The Detroit Free Press also reported that auto companies are raiding workers’ pension funds in order to finance the buyout of thousands of higher-paid senior workers. The newspaper reported this was the first time GM and Chrysler had used pension money to finance retirement incentives and cited a Chrysler spokesperson who noted, “The UAW and company worked closely together on the issue.”

The American Axle strike has become a focus of opposition among auto workers to the betrayals of the UAW. Although more than 37,000 GM workers and thousands of parts supply workers have been laid off due to the shortage of axles from the strikebound company, auto workers have expressed their solidarity with the strikers and their willingness to wage a common struggle in defense of jobs and living standards.

At a rally Monday at the UAW Local 235 hall in Detroit, where more than half of the strikers are employed, supporters from the World Socialist Web Site passed out the statement, “Mobilize auto workers behind the American Axle strike,” which calls on workers to take the conduct of the strike and negotiations out of the hands of the UAW, extend the strike throughout the industry and fight for an international socialist strategy to defend jobs and wages.

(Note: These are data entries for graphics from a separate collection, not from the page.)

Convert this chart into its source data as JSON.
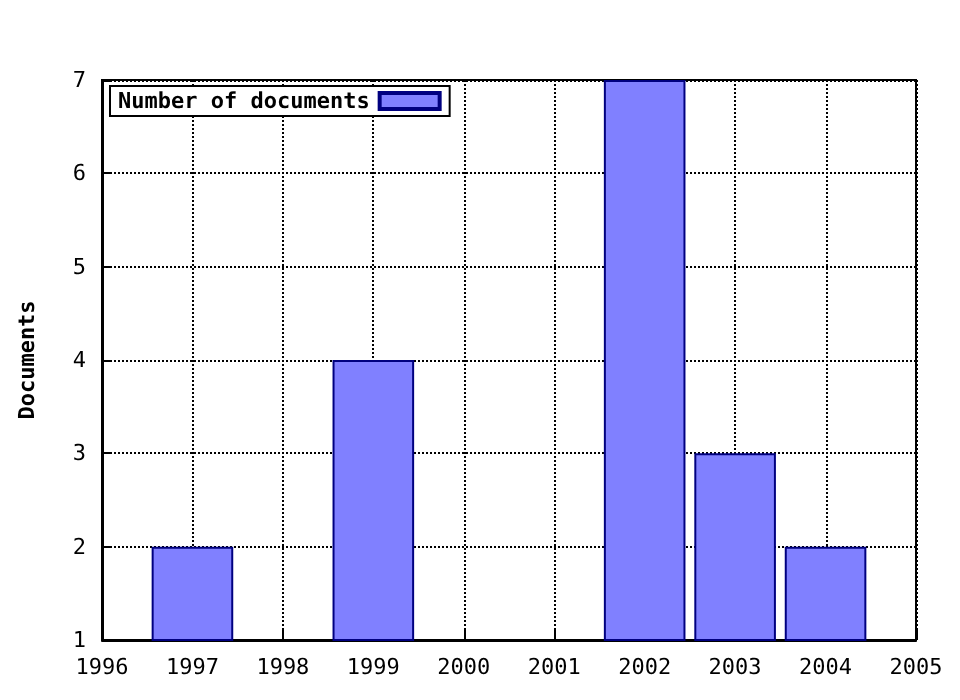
{
  "chart_data": {
    "type": "bar",
    "ylabel": "Documents",
    "x": [
      1997,
      1999,
      2002,
      2003,
      2004
    ],
    "series": [
      {
        "name": "Number of documents",
        "color": "#8080ff",
        "values": [
          2,
          4,
          7,
          3,
          2
        ]
      }
    ],
    "xlim": [
      1996,
      2005
    ],
    "xticks": [
      1996,
      1997,
      1998,
      1999,
      2000,
      2001,
      2002,
      2003,
      2004,
      2005
    ],
    "ylim": [
      1,
      7
    ],
    "yticks": [
      1,
      2,
      3,
      4,
      5,
      6,
      7
    ],
    "grid": true,
    "legend": "top left"
  }
}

Michael Terrell, a laid off designer from Chrysler said, “We support calling out all the auto workers. The American Axle workers are being asked to take wage cuts while millions and millions of dollars are going to corporate executives.”

Michael was one of a group of designers, members of UAW Local 412, who were among the 119 who lost their jobs last February as part of the company’s plans to eliminate between 8,500 and 10,000 UAW jobs. The UAW told workers that the new labor agreement would end the company’s use of lower-paid contract workers and ensure their jobs. Instead the company threw the unionized designers out of their jobs—with some being escorted out of the Auburn Hills, Michigan headquarters with less than an hour’s notice—while 250 contract workers remain.

“I started noticing executive pay when Kmart was going bankrupt and the CEO got millions before leaving,” Michael continued. “Then there was the head of the New York Stock Exchange Grasso, who got a $187 million pay package.”

Referring to Chrysler’s Wall Street owners Cerberus, he said, “Their commitment is only a financial one, not making cars.” Michael noted that UAW President Gettelfinger first opposed their takeover, saying the company was ‘a strip and flip’ outfit, but later changed his tune.

A Chrysler transport worker said, “They threatened to eliminate our whole unit if we didn’t accept the concessions. We should all be behind the American Axle workers but the union is doing nothing.

“I call the union officials ‘career opportunists.’ They’re living inside a walled city and we’re on the outside, like peasants. How many people have been laid off from [UAW headquarters] Solidarity House?” he asked. Referring to the multi-billion dollar retiree health care trust fund the UAW was given in exchange for massive concessions in the last contract, he said, “That’s the job security for the UAW.”

A GM worker from the Lake Orion assembly plant said, “The UAW said we got job security too. At my plant they have not scheduled any new models. Management is saying, ‘Let’s talk about concessions before we talk about another product for the plant.’” Commenting on the fact that much of the union-controlled retiree health care trust was paid in GM and Ford stock, he said, “The union is becoming a big shareholder in the auto companies. How are they going to strike against themselves?”